Detection Methods for CVE-2021-42694
Indicators of Compromise
- Source code files containing mixed-script identifiers (e.g., Latin and Cyrillic characters in the same identifier)
- Presence of zero-width characters or bidirectional text markers in source code
- Multiple function or variable definitions that appear identical but have different byte sequences
- Unusual Unicode normalization behavior in repository diffs
Detection Strategies
- Implement static analysis tools that flag identifiers containing mixed Unicode scripts
- Configure IDEs and code editors to highlight non-ASCII characters in identifiers
- Use Git hooks to scan commits for suspicious Unicode patterns before acceptance
- Deploy code review tools that can display Unicode code points alongside rendered text
Monitoring Recommendations
- Enable logging for code repository changes and review for suspicious Unicode patterns
- Monitor build processes for warnings related to identifier conflicts or shadowing
- Implement automated scanning of third-party dependencies for homoglyph attacks
- Review Unicode Technical Standards TR36 and TR39 for comprehensive security guidance
How to Mitigate CVE-2021-42694
Immediate Actions Required
- Audit existing codebases for identifiers containing non-ASCII characters
- Configure development environments to visually distinguish Unicode scripts
- Implement pre-commit hooks that reject mixed-script identifiers
- Review recent contributions to critical projects for potential homoglyph attacks
Patch Information
The Unicode Consortium has documented this class of security vulnerability in Unicode Technical Report #36, Unicode Security Considerations. Guidance on mitigations is provided in Unicode Technical Standard #39, Unicode Security Mechanisms.

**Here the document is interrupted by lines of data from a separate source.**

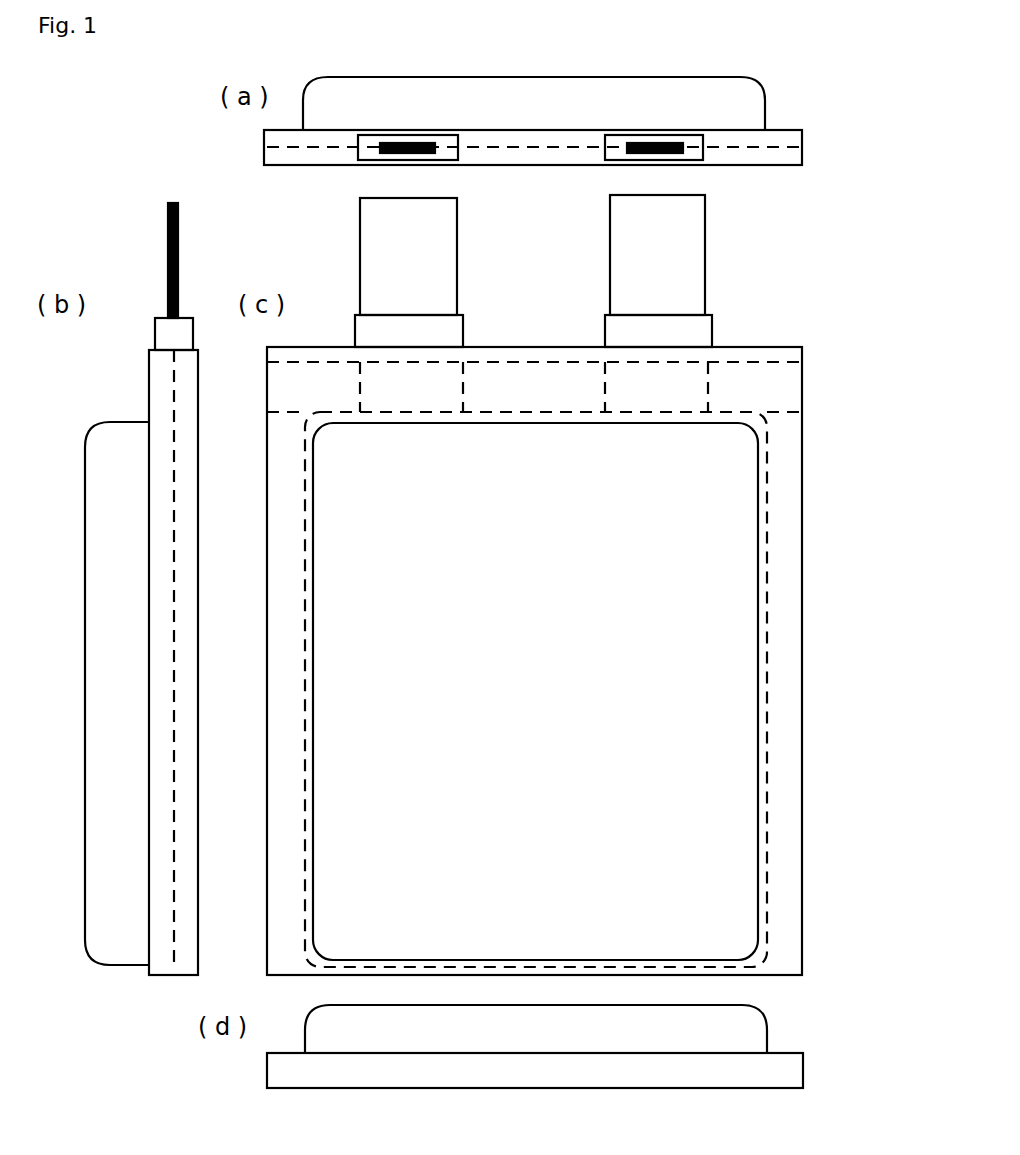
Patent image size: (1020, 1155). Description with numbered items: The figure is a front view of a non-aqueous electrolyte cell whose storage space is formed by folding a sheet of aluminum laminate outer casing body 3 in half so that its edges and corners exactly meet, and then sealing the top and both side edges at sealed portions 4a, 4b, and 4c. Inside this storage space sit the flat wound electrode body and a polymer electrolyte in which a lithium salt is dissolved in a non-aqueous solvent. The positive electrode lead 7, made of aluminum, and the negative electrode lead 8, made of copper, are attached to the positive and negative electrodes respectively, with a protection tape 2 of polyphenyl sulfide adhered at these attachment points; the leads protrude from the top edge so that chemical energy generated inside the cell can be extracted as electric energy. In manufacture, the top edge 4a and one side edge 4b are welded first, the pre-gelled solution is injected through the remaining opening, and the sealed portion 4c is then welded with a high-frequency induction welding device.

The protection tape 2 is at (603, 318).
The laminate outer casing body 3 is at (803, 618).
The top sealed portion 4a is at (513, 380).
The side sealed portion 4b is at (783, 815).
The side sealed portion 4c is at (288, 645).
The positive electrode lead 7 is at (360, 255).
The negative electrode lead 8 is at (705, 262).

Major compiler and language vendors have released updates to warn about or restrict confusable identifiers:
- Refer to the Gentoo GLSA 202210-09 for distribution-specific guidance
- Consult the CERT Vulnerability Report #999008 for comprehensive mitigation strategies
Workarounds
- Restrict source code to ASCII-only identifiers in security-sensitive projects
- Enable compiler flags that warn about confusable or mixed-script identifiers where available
- Use repository-level policies to block commits containing suspicious Unicode patterns
- Implement mandatory tooling checks in CI/CD pipelines to detect homoglyph attacks before code is merged
# Example Git pre-commit hook to detect non-ASCII in identifiers
#!/bin/bash
# Scan staged files for suspicious Unicode patterns
git diff --cached --name-only | xargs grep -Pn '[^\\x00-\\x7F]' && \
echo "Warning: Non-ASCII characters detected. Review for homoglyphs." && exit 1
exit 0
Disclaimer: This content was generated using AI. While we strive for accuracy, please verify critical information with official sources.